Multiple nodes verify blockchain transactions, which helps to reduce errors. If one node has a database issue, the others should notice that it’s different and pick up on the fault.

This is in sharp contrast to how a traditional database operates, where an individual’s inaccuracy is more likely to slip through the cracks. Furthermore, each asset is identified and monitored separately on the blockchain ledger. This eliminates the possibility of assets being double-counted.

Intermediaries are rendered obsolete.

Without the assistance of a third party, two parties can confirm and complete a transaction using blockchain. This will allow you to save both time and money. If, for example, someone wants to buy something, a bank isn’t required to act as an intermediary and help them.


In theory, a decentralized network like a blockchain should make it nearly impossible for someone to commit fraud.

Every node would have to be hacked and every ledger altered in order to fabricate a transaction. While this isn’t impossible, many cryptocurrency blockchain systems use transaction verification methods such as “proof-of-stake” or “proof-of-work,” which make it difficult – and not in a participant’s best interests – to add fraudulent transactions.

Transfers that are efficient

As a result, people can make money and asset transfers more quickly and without having to rely on a third party, such as a bank or a government department, to check the process.

Blockchain’s disadvantages

Transaction time limits

The speed at which a blockchain can move is limited because it relies on a wider network to authorize transactions. Furthermore, as the volume of transactions grows, network speed difficulties arise. As a result, scalability will be an issue until the situation improves.

The price of energy

When all of the nodes are working to validate transactions, it takes a lot more energy than a single database or spreadsheet. This is especially important these days when electricity costs are so high.

Asset loss is a possibility.

Cryptographic keys are used to secure some digital assets, such as cryptocurrencies housed in a blockchain wallet. Keys must be carefully secured in any decentralized system. That’s because if a digital asset’s owner loses his or her key, there’s no way to recover it, and the item could be lost forever.

Illegal behavior

The decentralization of blockchain adds a layer of privacy and confidentiality, making it appealing to criminals. Illicit transactions are more difficult to track on blockchain than they are at banks, where accounts are linked to a person’s name.

Is blockchain an option for me to invest in?

No, no, no! This is due to the fact that it is merely a system for storing and processing transactions. However, you can invest in assets and businesses that employ this technology.

Purchasing cryptocurrencies such as Bitcoin and Ethereum, as well as other blockchain-based tokens, is the simplest method. More information on how to buy cryptocurrency may be found here.
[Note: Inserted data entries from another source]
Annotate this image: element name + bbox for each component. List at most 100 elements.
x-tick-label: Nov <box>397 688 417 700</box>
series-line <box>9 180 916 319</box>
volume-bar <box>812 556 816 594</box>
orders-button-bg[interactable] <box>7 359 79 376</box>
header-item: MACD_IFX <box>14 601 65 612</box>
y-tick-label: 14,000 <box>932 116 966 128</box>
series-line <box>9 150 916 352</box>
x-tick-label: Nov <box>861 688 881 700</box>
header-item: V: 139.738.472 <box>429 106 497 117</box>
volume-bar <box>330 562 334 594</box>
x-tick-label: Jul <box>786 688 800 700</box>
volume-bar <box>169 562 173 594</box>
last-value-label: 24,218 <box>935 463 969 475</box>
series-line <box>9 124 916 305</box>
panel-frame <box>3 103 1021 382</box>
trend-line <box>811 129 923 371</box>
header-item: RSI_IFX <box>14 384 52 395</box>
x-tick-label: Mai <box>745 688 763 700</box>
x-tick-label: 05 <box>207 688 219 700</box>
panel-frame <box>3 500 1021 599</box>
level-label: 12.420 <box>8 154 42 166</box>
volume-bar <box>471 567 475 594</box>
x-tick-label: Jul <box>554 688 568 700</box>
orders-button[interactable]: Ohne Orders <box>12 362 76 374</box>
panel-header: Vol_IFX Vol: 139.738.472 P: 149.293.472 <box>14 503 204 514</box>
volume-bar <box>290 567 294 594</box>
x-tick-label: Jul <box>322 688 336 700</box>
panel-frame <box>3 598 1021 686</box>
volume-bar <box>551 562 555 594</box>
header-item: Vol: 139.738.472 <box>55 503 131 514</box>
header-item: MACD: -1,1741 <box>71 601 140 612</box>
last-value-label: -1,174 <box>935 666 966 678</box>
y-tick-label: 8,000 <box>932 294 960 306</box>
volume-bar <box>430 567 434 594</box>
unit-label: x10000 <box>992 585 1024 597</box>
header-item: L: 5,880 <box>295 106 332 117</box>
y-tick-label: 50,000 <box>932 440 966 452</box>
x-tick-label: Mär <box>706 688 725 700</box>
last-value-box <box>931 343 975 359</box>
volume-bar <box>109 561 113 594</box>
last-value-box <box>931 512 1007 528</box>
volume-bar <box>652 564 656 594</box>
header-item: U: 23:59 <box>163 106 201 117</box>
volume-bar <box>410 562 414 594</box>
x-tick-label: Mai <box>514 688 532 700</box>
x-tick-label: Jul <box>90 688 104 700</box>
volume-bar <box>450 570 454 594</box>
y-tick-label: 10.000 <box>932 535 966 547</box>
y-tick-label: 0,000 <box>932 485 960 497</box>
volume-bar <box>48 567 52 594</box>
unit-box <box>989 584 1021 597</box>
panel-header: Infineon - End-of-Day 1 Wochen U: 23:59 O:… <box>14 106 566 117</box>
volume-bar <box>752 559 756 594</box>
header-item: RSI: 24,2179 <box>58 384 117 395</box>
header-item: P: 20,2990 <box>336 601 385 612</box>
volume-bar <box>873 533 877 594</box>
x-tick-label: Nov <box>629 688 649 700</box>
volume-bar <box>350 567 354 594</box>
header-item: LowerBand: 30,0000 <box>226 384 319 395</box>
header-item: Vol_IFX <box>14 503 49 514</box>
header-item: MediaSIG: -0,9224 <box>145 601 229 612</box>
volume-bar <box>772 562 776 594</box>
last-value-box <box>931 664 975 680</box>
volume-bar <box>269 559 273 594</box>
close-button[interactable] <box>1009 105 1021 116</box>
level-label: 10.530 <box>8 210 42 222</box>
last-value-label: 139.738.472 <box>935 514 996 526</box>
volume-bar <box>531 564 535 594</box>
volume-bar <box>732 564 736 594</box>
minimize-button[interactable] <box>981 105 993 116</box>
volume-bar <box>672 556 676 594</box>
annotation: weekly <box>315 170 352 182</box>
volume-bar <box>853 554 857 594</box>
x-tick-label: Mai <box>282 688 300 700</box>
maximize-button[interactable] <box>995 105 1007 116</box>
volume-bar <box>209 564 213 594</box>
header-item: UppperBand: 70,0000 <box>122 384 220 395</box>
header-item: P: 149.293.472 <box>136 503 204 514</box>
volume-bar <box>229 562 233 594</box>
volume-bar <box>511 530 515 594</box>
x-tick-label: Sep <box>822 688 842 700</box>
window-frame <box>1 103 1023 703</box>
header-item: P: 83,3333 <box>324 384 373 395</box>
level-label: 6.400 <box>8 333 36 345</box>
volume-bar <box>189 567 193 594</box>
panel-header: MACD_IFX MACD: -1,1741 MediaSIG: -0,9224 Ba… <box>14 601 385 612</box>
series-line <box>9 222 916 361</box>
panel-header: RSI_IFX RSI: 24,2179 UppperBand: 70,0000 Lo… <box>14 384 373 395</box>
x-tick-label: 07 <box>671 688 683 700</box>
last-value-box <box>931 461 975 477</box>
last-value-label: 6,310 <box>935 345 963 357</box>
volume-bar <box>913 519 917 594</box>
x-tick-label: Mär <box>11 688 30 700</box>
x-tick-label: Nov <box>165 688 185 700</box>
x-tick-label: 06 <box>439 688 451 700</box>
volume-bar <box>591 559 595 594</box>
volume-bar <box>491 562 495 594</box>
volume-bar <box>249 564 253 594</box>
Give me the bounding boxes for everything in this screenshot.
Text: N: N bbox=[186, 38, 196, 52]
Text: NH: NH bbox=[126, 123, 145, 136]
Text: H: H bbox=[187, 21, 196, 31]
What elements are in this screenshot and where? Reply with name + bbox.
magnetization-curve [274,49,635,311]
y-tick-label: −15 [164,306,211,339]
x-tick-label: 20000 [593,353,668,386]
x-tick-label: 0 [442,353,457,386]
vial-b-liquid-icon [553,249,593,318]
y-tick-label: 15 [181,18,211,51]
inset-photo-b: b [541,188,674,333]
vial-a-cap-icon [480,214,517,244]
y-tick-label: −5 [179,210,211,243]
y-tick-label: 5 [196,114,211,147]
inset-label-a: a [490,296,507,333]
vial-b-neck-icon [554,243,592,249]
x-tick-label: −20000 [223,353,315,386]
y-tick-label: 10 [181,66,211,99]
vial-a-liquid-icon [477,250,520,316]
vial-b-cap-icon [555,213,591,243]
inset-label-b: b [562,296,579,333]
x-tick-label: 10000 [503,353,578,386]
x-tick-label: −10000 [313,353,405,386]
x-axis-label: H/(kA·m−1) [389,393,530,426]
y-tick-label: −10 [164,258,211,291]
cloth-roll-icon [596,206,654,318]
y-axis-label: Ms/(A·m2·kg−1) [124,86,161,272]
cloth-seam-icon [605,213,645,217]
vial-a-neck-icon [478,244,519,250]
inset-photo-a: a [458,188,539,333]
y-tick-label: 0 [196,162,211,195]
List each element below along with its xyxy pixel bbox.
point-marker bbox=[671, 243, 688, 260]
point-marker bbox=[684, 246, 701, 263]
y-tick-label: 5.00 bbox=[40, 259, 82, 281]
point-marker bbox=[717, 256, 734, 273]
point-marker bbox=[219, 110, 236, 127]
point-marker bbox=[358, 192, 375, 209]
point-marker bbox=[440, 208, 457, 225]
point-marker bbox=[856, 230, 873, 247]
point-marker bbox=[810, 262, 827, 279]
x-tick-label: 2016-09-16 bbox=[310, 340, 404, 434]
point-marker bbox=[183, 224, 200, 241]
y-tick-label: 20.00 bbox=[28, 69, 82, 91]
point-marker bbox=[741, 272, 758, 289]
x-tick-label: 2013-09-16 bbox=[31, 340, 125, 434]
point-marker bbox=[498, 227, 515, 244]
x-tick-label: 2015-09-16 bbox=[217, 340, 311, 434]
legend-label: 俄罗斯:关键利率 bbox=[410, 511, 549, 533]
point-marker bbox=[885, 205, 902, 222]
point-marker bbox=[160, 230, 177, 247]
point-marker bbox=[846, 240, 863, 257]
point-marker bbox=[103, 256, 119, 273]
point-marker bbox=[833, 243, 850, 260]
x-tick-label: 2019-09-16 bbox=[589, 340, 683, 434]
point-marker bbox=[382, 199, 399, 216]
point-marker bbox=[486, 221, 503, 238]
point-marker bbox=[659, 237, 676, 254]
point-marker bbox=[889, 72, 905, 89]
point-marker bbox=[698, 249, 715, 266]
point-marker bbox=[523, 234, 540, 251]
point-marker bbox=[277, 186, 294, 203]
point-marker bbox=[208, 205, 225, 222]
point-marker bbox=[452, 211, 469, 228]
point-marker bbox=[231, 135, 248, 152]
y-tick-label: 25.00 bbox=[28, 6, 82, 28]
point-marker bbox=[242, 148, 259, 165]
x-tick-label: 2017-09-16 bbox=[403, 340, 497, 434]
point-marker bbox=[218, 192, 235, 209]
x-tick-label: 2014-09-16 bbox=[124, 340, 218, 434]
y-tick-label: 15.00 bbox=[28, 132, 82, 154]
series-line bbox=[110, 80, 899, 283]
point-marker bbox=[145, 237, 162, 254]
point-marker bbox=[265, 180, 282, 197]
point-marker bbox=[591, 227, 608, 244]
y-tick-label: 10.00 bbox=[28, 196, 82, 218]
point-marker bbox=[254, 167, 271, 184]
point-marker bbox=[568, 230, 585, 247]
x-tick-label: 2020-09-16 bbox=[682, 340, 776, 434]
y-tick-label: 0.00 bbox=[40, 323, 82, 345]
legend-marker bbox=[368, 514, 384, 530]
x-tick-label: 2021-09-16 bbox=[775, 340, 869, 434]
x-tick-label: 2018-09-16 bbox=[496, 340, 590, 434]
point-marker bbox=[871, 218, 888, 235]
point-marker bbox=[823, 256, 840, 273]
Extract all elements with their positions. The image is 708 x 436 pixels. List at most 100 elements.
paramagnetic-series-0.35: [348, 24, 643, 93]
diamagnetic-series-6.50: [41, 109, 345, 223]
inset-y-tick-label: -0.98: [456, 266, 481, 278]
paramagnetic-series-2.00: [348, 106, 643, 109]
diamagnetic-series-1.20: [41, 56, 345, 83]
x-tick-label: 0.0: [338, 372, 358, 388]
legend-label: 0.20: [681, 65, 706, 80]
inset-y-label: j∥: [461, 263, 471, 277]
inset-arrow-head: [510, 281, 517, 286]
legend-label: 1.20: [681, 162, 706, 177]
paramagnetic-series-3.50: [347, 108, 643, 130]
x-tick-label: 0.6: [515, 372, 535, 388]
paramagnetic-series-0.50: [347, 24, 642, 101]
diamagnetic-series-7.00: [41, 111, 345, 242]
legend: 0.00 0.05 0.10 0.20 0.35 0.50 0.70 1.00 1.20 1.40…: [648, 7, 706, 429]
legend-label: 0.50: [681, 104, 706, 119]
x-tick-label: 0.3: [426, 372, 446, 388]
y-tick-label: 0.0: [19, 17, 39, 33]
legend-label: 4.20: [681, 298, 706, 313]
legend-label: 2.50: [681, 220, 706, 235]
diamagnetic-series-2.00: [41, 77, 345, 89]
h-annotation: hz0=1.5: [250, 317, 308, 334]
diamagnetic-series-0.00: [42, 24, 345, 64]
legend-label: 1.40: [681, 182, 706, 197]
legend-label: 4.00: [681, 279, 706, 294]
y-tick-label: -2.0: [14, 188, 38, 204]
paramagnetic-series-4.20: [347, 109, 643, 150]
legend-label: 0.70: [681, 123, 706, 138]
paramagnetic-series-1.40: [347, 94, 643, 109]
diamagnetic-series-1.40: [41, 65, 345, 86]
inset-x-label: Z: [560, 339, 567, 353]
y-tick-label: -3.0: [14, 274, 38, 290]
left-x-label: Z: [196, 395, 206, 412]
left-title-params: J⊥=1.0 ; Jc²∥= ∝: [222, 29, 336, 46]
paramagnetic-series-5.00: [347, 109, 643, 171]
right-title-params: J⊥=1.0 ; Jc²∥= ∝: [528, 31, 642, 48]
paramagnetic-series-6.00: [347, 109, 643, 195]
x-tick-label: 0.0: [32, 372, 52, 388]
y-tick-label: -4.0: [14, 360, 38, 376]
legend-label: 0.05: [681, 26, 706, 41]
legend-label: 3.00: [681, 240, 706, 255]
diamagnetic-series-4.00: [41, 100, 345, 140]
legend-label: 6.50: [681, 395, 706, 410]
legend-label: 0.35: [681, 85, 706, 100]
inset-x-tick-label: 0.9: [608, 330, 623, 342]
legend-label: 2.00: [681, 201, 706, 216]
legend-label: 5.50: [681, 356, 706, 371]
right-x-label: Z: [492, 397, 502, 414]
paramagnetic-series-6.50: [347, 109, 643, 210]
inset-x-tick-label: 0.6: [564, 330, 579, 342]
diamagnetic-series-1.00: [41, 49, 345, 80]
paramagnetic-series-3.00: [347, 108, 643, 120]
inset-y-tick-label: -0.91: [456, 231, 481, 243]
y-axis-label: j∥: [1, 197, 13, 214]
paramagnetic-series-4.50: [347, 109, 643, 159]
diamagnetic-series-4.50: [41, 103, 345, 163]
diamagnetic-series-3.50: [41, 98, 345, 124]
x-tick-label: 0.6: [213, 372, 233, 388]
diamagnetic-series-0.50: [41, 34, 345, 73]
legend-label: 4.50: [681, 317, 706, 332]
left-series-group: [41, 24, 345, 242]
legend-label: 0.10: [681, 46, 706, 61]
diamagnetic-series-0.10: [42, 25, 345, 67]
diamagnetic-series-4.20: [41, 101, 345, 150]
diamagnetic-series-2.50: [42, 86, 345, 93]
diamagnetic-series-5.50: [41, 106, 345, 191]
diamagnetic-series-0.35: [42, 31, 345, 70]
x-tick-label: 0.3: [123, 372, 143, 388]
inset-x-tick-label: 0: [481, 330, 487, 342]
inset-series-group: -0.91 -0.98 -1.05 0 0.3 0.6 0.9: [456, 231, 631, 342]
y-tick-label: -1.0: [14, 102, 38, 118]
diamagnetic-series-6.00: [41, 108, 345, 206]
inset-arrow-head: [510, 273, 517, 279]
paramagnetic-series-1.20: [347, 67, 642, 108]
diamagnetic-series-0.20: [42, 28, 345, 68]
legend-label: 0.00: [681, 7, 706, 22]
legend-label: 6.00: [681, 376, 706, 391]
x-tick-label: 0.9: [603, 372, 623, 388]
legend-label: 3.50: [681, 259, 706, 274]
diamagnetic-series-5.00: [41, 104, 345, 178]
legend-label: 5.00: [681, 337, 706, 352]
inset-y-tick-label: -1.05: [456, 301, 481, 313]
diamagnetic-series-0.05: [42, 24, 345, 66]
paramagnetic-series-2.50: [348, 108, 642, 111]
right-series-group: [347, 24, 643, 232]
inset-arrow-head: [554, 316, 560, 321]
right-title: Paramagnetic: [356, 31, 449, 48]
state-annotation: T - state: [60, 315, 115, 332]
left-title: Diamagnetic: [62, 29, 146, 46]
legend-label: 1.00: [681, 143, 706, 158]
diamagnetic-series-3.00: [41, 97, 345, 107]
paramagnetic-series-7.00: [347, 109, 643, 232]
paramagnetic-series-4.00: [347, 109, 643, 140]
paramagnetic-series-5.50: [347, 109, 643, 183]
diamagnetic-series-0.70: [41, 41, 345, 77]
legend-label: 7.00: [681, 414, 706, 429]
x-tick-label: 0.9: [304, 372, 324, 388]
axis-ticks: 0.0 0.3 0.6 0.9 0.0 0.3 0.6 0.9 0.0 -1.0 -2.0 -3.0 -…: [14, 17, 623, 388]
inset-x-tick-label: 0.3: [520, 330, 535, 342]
It should be noted, however, that cryptocurrency investment is not for everyone. The UK’s financial watchdog warns people who want to trade in crypto assets that they should be prepared to lose all of their money if they decide to invest in crypto assets.

Another alternative is to invest in blockchain-based businesses. Banco Santander, for example, said in 2019 that it had issued the first $20 million “end-to-end blockchain bond.”

Considering the future

Blockchain is still considered a niche technology by some, similar to the early days of the internet. Others say that blockchain technology is growing quickly and becoming more popular, and there are no signs that it will slow down.

In Deloitte’s 2021 Global Blockchain survey, they say that blockchain can be used in a wide range of industries and applications, which is making digital assets grow faster.

People in some governments have been trying out blockchain technology in a wide range of areas, like land registration and welfare benefits. It has also been used in food supply chains, government procurement, and identity management.

Because of these advancements, as well as blockchain’s potential scalability across multiple industries, there’s a good chance the technology will soon change the way we transact and engage with one another.